To honour our past, and to lead once again.
In 2013, we ran on three words: Hope. Reward. Opportunity.
They weren’t slogans — they were values.
Principles lifted straight from our party platform and we backed them with a plan that made sense to Australians.
Where is that now? Where is the policy framework rooted in values Australians can actually see in action — freedom of thought, worship, speech, association and choice; a tolerant, compassionate society; equal opportunity for all?
Right now, most Australians wouldn’t associate those values with our party and that should make every one of us stop and think.
We claim to be the party of aspiration, choice, and free enterprise.
So why are were trying to be something we are not?
The warning signs were everywhere.
Candidates and communities, especially women and multicultural Australians and our youth — were telling us something wasn’t right.
But too often, it was dismissed as factional noise.
We relied on polling from insiders in cubicles instead of listening to feedback from our people on the ground.
We lost because we stopped listening to what the Australian people were saying.
This time, the cost was even greater.
And still — there is a beating heart in the Liberal Party.
I saw it.
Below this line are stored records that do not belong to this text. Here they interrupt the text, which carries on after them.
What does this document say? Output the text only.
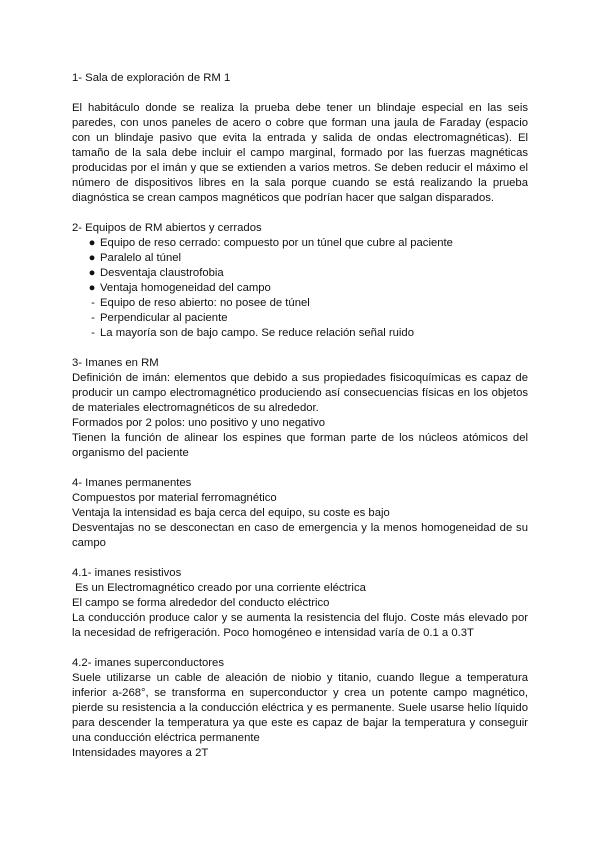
1- Sala de exploración de RM 1

El habitáculo donde se realiza la prueba debe tener un blindaje especial en las seis paredes, con unos paneles de acero o cobre que forman una jaula de Faraday (espacio con un blindaje pasivo que evita la entrada y salida de ondas electromagnéticas). El tamaño de la sala debe incluir el campo marginal, formado por las fuerzas magnéticas producidas por el imán y que se extienden a varios metros. Se deben reducir el máximo el número de dispositivos libres en la sala porque cuando se está realizando la prueba diagnóstica se crean campos magnéticos que podrían hacer que salgan disparados.

2- Equipos de RM abiertos y cerrados

● Equipo de reso cerrado: compuesto por un túnel que cubre al paciente
● Paralelo al túnel
● Desventaja claustrofobia
● Ventaja homogeneidad del campo
- Equipo de reso abierto: no posee de túnel
- Perpendicular al paciente
- La mayoría son de bajo campo. Se reduce relación señal ruido

3- Imanes en RM

Definición de imán: elementos que debido a sus propiedades fisicoquímicas es capaz de producir un campo electromagnético produciendo así consecuencias físicas en los objetos de materiales electromagnéticos de su alrededor.

Formados por 2 polos: uno positivo y uno negativo

Tienen la función de alinear los espines que forman parte de los núcleos atómicos del organismo del paciente

4- Imanes permanentes

Compuestos por material ferromagnético

Ventaja la intensidad es baja cerca del equipo, su coste es bajo

Desventajas no se desconectan en caso de emergencia y la menos homogeneidad de su campo

4.1- imanes resistivos

Es un Electromagnético creado por una corriente eléctrica

El campo se forma alrededor del conducto eléctrico

La conducción produce calor y se aumenta la resistencia del flujo. Coste más elevado por la necesidad de refrigeración. Poco homogéneo e intensidad varía de 0.1 a 0.3T

4.2- imanes superconductores

Suele utilizarse un cable de aleación de niobio y titanio, cuando llegue a temperatura inferior a-268°, se transforma en superconductor y crea un potente campo magnético, pierde su resistencia a la conducción eléctrica y es permanente. Suele usarse helio líquido para descender la temperatura ya que este es capaz de bajar la temperatura y conseguir una conducción eléctrica permanente

Intensidades mayores a 2T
Thousands of volunteers, staff and candidates gave everything to this campaign.
They deserve better than blame. They deserve honesty. They deserve change.
So let’s put it all on the table.
How policy is developed. How we treat one another. How we engage with the Australian people.
How we modernise our platform for the future. How we audit our data, our feedback systems, our campaigns — and yes, our polling.
The Australian people haven’t slammed the door on us.
They’ve left it slightly ajar. It is up to us to take up the challenge and walk through it.
We either regroup, reform and reconnect with modern Australia — Or the Liberal Party dies.
Fiona Scott is the Federal Vice President of the Liberal Party and the Former Member of Lindsay in Western Sydney.